To see this review with screencaps see Esotikafilm.

Bill Picard - February 5, 2008 04:53 AM (GMT)
I've been wanting to see this one for a while but have been holding out for a nice-looking copy. Judging from those screencaps, looks like I'll be waiting a while longer. :(

Bob Cashill - February 5, 2008 01:00 PM (GMT)
I saw it in one of Chicago's grindhouse-ish theaters, can't recall which one however. Too "arty" for the crowd but I liked it, and would like to see it again.

Bill Picard - February 5, 2008 01:12 PM (GMT)
QUOTE
I saw it in one of Chicago's grindhouse-ish theaters, can't recall which one however.

You saw it at the Woods, on the "mini-deuce" in Chicago, when it was double billed with WEREWOLF WOMAN.
:lol:

Eric Cotenas - February 5, 2008 01:24 PM (GMT)
QUOTE
Too "arty" for the crowd but I liked it, and would like to see it again.


I saw it as a kid on tape and didn't think much of it then. I found it more interesting the second time around. Still, I wonder what a Eurocult filmmaker like Jose Ramon Larraz would've done with the plot and visuals.
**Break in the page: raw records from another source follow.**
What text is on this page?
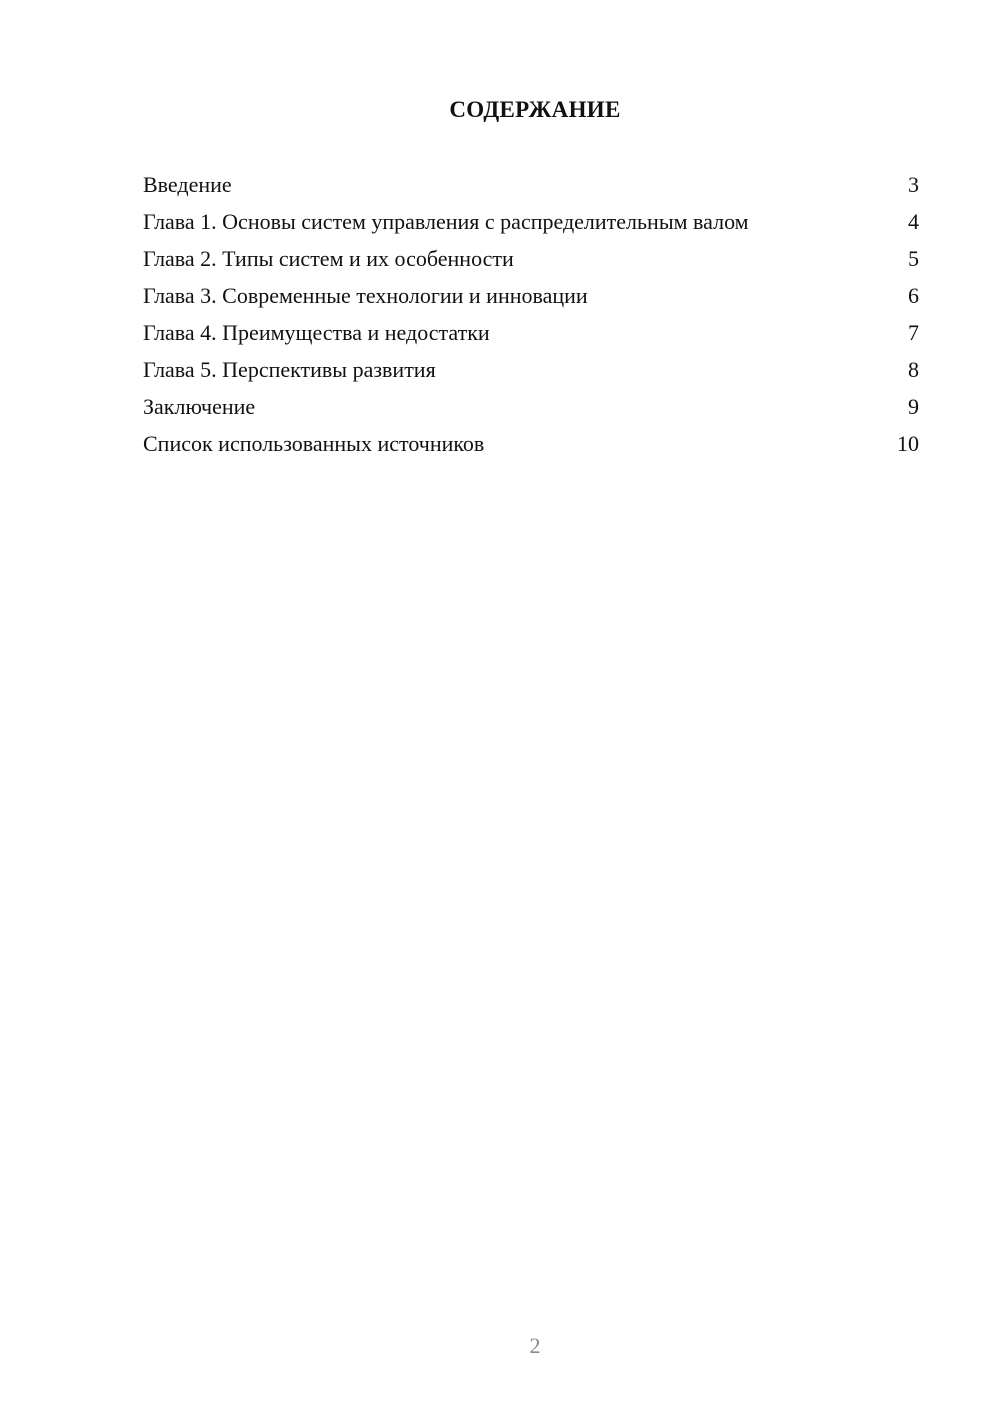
СОДЕРЖАНИЕ
Введение	3
Глава 1. Основы систем управления с распределительным валом	4
Глава 2. Типы систем и их особенности	5
Глава 3. Современные технологии и инновации	6
Глава 4. Преимущества и недостатки	7
Глава 5. Перспективы развития	8
Заключение	9
Список использованных источников	10
2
Kim Greene - February 8, 2008 01:26 AM (GMT)
I remember stumbling across a brief review for this film some years ago on IMDB---but here's the first real full-fledged review I've ever seen of it from this marvelous site called 1000 Misspent Hours. Never seen it anywhere, but it certainly made the film sound interesting enough to want to track down:

http://www.1000misspenthours.com/reviews/r...ackroom1981.htm

Tim Lucas - February 8, 2008 01:45 AM (GMT)
I'm proud to have been one of the movie's earliest champions. Here's the review I wrote of the picture in YOUR MOVIE GUIDE TO HORROR ON VIDEO TAPES AND DISCS (Signet Books, 1985):

BLACK ROOM, THE (1982) C. Dir: Elly Kenner and Norman Thaddeus Vane. With: Stephen Knight, Cassandra Gaviola, Jimmy Stathis, Clara Perryman. 88 mins. Rated R. Beta, VHS ($69.95) Vestron *** (Three Stars)
A sexually dissatisfied husband rents a catered passion pit in which to enact his fantasies with strangers, using his experiences as "apochryphal" stories to rekindle the magic in his marital bed. By the time his wife discovers the truth and rents the room to even the score, they've been caught in a destructive net by their landlords, an attractive and kinky brother-sister team who kidnap and drain their tenants' lovers of blood to combat the brother's mysterious circulatory disease. This effective, scary vampire tale is admirably adult in approach, eschewing the supernatural for clinical fright, with the emotional dilemma of the characters enacted with believably self-destructive complexity.


I would write it more tightly today, but I've left it as it is.

Incidentally, Cassandra Gaviola had previously been the cover model for Jefferson Starship's 1975 album SPITFIRE.

Eric Cotenas - February 9, 2008 02:32 AM (GMT)
QUOTE
This effective, scary vampire tale is admirably adult in approach, eschewing the supernatural for clinical fright, with the emotional dilemma of the characters enacted with believably self-destructive complexity.


Which is probably why most of the reviews linked to imdb that are still active say its boring and wastes its sleaze potential.

I've added the 1000mispenthours review link to the imdb page. Its a great read. As I mentioned before, I didn't think much of this one when I first rented it a long time ago. I decided to revisit it based on a couple user comments at Netflix (the film is paired with GIANT SPIDER INVASION) and imdb (the user comments are more positive than the external reviews).